King Bagyidaw ordered a near-complete withdrawal from the western front—Bandula from Arakan and Bengal, and Uzana from Assam, Cachar, and Jaintia to meet the British in Yangon. In August, in the midst of monsoon season, Bandula and his army crossed the Arakan Yoma. Moving tens of thousands of men over the 3,000-foot-high Arakan hills, or 10,000-foot-high Assamese ranges, heavily forested with only narrow footpaths and open to attack by tigers and leopards, would have been difficult even in mild weather conditions. The King later granted both Bandula and Uzana the title Agga Maha Thenapati (Aggramahāsenāpati) equivalent to Field Marshal, the highest possible military rank. Bandula was also made the governor of Sittaung.

By November, Bandula commanded a large army outside Yangon. There is great disparancy of the numbers ranging from 30,000 to 60,000 (mostly from British sources). Terrance Blackburn had discussed the numbers, and felt that Campbell had exaggerated the Burmese numbers in his reports to imply that the British only needed a few to vanquish a vast horde sent against them. According to the Burmese royal chronicles, the number was around 16,000.
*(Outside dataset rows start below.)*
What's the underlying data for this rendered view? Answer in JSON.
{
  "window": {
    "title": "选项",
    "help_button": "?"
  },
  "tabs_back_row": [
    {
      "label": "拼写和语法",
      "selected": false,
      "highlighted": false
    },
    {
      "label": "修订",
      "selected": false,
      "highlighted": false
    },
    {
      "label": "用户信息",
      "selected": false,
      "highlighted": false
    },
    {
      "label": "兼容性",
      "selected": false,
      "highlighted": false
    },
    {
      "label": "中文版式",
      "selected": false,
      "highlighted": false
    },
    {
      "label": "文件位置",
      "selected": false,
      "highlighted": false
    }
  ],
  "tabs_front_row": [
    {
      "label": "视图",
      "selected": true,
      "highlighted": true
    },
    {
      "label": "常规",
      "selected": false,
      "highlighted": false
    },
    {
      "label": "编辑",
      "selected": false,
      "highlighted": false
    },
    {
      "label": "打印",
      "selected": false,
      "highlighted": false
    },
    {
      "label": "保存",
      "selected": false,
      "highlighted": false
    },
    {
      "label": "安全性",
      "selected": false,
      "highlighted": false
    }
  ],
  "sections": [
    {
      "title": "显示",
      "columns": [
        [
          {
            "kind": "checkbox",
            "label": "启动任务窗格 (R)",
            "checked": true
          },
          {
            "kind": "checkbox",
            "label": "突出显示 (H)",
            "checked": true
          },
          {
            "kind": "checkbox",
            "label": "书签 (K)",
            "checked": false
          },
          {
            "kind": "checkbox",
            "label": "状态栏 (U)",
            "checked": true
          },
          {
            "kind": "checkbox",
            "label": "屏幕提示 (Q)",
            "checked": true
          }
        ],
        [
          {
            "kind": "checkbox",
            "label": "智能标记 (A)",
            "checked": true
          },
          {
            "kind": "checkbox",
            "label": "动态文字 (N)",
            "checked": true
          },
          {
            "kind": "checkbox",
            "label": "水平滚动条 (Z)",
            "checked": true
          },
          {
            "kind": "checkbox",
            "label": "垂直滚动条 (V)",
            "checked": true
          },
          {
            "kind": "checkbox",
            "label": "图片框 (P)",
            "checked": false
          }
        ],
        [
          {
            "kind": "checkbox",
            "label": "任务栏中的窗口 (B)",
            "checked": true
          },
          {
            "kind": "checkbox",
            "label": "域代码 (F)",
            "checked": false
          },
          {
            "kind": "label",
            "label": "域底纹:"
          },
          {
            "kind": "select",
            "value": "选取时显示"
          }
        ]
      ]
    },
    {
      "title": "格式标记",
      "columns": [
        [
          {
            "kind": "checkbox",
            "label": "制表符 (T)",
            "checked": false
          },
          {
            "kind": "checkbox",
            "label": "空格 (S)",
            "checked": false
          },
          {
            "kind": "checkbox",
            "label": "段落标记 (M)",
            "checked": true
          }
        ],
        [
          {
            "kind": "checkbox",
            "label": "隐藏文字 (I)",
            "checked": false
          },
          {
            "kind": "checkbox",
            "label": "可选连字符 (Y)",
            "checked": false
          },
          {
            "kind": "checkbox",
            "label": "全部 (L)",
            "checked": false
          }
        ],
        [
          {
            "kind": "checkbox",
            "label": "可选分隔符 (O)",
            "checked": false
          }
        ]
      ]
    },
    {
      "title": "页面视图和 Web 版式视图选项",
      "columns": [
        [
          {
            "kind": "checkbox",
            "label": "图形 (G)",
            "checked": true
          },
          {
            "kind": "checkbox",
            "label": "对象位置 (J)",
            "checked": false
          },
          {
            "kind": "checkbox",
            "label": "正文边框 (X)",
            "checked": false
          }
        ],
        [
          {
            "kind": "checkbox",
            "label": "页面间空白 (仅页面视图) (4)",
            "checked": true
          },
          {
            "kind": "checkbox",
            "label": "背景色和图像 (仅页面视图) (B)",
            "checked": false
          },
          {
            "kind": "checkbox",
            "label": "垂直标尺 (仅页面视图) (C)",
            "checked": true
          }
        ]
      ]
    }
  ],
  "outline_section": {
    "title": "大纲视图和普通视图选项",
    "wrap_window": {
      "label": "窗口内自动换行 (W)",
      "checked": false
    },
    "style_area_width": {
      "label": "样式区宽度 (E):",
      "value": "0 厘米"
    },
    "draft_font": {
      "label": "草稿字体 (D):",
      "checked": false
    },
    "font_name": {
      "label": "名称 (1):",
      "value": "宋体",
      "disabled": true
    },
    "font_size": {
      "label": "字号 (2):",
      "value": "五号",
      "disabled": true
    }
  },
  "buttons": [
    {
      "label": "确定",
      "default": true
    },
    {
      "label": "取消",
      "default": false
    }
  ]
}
Bandula believed that he could take the British force head-on. Although the Burmese were numerically superior, only around half the army were musketeers, with the rest bring armed with spears and swords. The Burmese cannons fired only balls, whereas the British cannons fired exploding shells. Unbeknown to him, the British had just received the first shipment of Congreve rockets, a new weapon which the Burmese had never seen before. More ominously for the Burmese, the speedy march through the hilly regions of Rakhine Yoma and Assamese ranges had left their troops exhausted.

On 30 November, in what turned out be the biggest mistake of his career, Bandula ordered a frontal attack on British positions. The British, with their superior weaponry, withstood several Burmese charges at the Shwedagon fort, cutting down men by the thousands. By 7 December, the British troops, supported by rocket fire, began to gain the upper hand. On 15 December, the Burmese were driven out of their last remaining stronghold at Kokine.

In the end, only 7,000 of the 16,000 Burmese soldiers returned to the royal army. Campbell's despatches stated the Burmese suffered some 6,000 casualties over the 15 day battle. The rest of the Burmese army, most of them conscripts, fled and returned to their homes. The British losses were considered heavy in proportion as well: 40 officers and 500 other ranks were killed or wounded in combat with a much larger number, around 1,200, ill from disease.